Kehadirannya di tobelo untuk memvalidasi kesiapan Pemerintah Daerah, merupakan kebijakan/mekanisme yang berkaitan dengan pengendalian, pengawasan, dan fasilitasi kegiatan perdagangan, khususnya yang mendukung kelancaran arus barang, termasuk kegiatan ekspor dan impor di daerah.
Dari Tim IPSKA Kemendag RI yaitu Agung Wicaksono Sochirin, Bram Chistian, Shandy Yudha Dwi Mulyanto Yusuf. Sebagai coordinator dalam pertemuan ini, Dinas Perdagangan dan Perindustrian Kabupaten Halmahera Utara.
Dalam sambutannya Asisten I menyampaikan salam hormat serta ucapan selamat datang kepada Tim Kemendag RI. Ia menegaskan, Pemda Halmahera Utara menyambut baik agenda penilaian ini sebagai bagian dari tanggung jawab Pemerintah Daerah di bidang perdagangan.
“Pemerintah Daerah berharap tahapan ini, dapat dicapai dengan baik. Berbagai persiapan, termasuk infrastruktur pendukung, telah dilakukan. Dan Pemda Halmahera Utara menyatakan siap untuk dinilai. Besar harapan kami, hasil penilaian ini dapat memenuhi harapan Bupati serta Pemerintah Daerah,” ujarnya.
Sementara itu, perwakilan Tim Kemendag RI Agung Wicaksono Sochirin, menyampaikan apresiasi dan penghargaan atas sambutan hangat yang diberikan. Ia menjelaskan bahwa kunjungan ini merupakan bagian dari verifikasi kesiapan daerah. “Kami tiba di Tobelo melalui jalur udara, laut kemudian dilanjutkan dengan transportasi darat. Kami melihat langsung berbagai potensi daerah dari sisi ekonomi dan perdagangan, termasuk komoditas unggulan. Kunjungan ini juga bertujuan memastikan kesiapan pemerintah daerah dan dunia usaha, agar ketika SKA ditetapkan tidak mengalami kendala dalam pelaksanaannya,” jelas Agung.
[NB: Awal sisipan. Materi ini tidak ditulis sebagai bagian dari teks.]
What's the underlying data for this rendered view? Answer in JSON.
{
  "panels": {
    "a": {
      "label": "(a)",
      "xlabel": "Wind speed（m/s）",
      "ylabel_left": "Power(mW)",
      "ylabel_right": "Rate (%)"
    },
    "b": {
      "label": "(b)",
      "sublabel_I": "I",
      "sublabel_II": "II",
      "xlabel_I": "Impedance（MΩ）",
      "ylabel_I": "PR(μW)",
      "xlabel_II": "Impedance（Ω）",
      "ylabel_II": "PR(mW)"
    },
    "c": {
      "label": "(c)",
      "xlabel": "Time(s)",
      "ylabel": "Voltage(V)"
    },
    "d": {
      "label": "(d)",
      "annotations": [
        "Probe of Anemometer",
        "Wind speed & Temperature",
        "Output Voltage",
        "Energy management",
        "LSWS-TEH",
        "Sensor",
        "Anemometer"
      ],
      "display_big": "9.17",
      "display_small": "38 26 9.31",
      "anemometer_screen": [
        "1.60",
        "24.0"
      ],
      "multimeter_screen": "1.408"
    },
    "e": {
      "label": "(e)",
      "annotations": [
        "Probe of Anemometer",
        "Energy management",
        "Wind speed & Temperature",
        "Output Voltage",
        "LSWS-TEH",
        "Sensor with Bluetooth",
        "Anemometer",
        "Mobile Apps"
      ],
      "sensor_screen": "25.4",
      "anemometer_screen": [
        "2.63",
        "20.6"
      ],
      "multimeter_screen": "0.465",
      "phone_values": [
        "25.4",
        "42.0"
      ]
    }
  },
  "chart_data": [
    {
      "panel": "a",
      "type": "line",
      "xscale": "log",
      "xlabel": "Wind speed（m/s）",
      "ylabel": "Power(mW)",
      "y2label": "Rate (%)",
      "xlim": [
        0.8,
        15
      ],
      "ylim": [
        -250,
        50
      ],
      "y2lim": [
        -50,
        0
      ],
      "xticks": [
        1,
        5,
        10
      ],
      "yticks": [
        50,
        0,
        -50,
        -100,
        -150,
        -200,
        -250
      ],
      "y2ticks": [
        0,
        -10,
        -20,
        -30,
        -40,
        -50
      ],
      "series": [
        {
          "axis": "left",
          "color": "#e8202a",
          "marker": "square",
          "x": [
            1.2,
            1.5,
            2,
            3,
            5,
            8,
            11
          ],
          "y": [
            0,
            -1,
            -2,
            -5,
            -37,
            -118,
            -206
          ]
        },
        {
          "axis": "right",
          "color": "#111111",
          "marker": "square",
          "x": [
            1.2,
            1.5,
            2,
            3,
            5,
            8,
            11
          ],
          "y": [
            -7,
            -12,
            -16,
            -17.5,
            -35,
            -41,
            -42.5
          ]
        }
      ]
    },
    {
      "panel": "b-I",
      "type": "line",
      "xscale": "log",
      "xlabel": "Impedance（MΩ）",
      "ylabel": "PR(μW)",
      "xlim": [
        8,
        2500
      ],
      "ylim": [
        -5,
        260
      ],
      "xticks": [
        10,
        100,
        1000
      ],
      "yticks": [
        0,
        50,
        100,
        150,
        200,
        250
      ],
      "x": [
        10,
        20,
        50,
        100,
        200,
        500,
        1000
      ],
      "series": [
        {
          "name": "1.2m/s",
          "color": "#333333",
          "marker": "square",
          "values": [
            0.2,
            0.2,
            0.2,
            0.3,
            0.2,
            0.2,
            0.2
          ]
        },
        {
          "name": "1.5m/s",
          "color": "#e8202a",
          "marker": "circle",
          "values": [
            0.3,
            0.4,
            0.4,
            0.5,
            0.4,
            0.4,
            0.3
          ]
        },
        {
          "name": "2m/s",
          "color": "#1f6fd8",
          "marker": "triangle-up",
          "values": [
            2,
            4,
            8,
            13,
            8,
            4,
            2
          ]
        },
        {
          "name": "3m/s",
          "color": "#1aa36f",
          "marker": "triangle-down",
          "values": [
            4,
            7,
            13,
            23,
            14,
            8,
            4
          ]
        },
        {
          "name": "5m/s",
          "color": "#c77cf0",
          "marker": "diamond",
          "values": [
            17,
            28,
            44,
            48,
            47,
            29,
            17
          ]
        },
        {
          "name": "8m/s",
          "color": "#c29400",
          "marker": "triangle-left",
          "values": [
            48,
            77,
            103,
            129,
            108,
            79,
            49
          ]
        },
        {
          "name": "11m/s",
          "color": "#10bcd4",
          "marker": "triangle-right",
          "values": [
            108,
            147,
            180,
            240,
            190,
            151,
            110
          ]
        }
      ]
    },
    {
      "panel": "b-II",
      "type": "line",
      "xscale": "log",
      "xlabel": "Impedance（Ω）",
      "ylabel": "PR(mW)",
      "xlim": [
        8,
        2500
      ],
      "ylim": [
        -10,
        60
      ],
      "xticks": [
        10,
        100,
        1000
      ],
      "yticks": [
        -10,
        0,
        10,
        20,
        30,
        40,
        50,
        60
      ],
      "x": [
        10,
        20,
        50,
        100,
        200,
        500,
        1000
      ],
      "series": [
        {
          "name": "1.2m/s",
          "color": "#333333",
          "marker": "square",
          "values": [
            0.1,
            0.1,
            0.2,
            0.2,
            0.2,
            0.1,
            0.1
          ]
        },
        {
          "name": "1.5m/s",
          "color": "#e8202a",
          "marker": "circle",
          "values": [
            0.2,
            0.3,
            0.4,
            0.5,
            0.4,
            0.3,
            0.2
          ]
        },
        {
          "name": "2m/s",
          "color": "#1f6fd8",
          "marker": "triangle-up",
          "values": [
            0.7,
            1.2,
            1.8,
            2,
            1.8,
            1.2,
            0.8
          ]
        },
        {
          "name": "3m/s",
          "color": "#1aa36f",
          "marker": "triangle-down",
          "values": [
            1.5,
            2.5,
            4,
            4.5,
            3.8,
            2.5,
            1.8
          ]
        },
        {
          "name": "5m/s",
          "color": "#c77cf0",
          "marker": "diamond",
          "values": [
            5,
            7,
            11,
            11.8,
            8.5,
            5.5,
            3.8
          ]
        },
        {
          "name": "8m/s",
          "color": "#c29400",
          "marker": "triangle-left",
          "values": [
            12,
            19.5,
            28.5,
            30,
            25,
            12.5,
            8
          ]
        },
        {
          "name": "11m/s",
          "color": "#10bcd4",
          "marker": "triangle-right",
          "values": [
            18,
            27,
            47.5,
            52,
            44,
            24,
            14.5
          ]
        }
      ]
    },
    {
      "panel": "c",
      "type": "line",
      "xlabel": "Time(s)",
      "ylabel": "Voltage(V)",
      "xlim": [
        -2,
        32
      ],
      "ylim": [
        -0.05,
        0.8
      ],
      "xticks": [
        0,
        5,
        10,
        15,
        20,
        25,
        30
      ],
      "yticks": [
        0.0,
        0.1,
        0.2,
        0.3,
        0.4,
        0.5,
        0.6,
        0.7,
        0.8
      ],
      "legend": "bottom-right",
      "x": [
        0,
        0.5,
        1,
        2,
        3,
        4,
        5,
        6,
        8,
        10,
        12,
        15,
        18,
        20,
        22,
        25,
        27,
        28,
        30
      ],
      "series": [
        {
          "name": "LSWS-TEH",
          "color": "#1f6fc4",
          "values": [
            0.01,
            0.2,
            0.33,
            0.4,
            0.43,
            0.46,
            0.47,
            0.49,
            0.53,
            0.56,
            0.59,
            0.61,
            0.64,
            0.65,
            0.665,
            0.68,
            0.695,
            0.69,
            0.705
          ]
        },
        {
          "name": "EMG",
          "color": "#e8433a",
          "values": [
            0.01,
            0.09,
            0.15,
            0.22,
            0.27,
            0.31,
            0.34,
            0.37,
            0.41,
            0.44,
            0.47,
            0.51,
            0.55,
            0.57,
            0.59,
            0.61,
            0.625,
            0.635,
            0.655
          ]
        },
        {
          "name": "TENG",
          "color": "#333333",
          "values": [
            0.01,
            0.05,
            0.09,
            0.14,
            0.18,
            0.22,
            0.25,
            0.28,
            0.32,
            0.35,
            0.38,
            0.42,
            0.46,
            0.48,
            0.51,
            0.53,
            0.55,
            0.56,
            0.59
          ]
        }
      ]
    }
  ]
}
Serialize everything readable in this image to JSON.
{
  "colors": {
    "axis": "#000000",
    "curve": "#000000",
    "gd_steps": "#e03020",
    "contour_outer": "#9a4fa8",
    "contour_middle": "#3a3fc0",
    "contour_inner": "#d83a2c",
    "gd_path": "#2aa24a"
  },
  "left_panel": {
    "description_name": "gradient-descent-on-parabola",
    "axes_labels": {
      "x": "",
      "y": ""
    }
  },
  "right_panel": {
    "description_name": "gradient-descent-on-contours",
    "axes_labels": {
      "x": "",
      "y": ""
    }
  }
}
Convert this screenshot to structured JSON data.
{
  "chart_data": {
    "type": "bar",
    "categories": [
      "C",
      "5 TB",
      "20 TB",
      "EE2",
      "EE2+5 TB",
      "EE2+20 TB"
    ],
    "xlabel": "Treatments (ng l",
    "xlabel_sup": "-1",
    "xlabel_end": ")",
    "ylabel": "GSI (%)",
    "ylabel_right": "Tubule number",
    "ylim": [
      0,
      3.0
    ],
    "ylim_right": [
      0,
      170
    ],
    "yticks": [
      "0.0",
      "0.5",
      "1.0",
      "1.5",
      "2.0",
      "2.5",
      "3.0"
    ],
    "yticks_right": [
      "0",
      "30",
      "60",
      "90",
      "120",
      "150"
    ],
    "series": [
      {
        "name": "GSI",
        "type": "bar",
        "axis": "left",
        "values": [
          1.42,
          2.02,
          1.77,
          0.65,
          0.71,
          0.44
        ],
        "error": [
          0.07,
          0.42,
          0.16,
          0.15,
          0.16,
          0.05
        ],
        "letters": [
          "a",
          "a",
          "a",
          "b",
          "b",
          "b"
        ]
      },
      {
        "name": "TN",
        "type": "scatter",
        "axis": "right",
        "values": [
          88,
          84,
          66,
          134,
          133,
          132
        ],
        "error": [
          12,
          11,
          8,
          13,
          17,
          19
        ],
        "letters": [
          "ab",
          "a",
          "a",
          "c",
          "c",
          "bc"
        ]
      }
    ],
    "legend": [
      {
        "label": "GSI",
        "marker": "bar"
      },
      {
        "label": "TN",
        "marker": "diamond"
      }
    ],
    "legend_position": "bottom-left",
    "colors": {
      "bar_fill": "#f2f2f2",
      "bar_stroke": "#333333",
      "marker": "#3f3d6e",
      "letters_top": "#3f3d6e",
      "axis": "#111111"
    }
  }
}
Ia menambahkan bahwa dalam proses verifikasi ini, Tim Kemendag RI juga akan mengidentifikasi kebutuhan dunia usaha serta hal-hal yang perlu dipersiapkan, termasuk kesiapan kelembagaan dan sumber daya manusia (SDM). Terkait hal tersebut, pihaknya menyerahkan penguatan kapasitas institusi dan SDM kepada Dinas Perdagangan dan Perindustrian agar sejalan dengan kebutuhan dunia usaha.
“Kami berharap kegiatan ini dapat memberikan manfaat bagi semua pihak, khususnya dalam menggali dan mengembangkan potensi daerah untuk mendukung kepentingan nasional,” ungkapnya. Kegiatan validasi ini diharapkan dapat berjalan lancar dan sukses, serta menjadi langkah strategis dalam memperkuat peran Kabupaten Halmahera Utara di sektor perdagangan dan ekspor-impor.
Selanjutnya tim akan berkunjung kebeberapa tempat yaitu Pelabuhan , PT. Niko, PT. NHM dan beberapa tempat lainnya.(Humas)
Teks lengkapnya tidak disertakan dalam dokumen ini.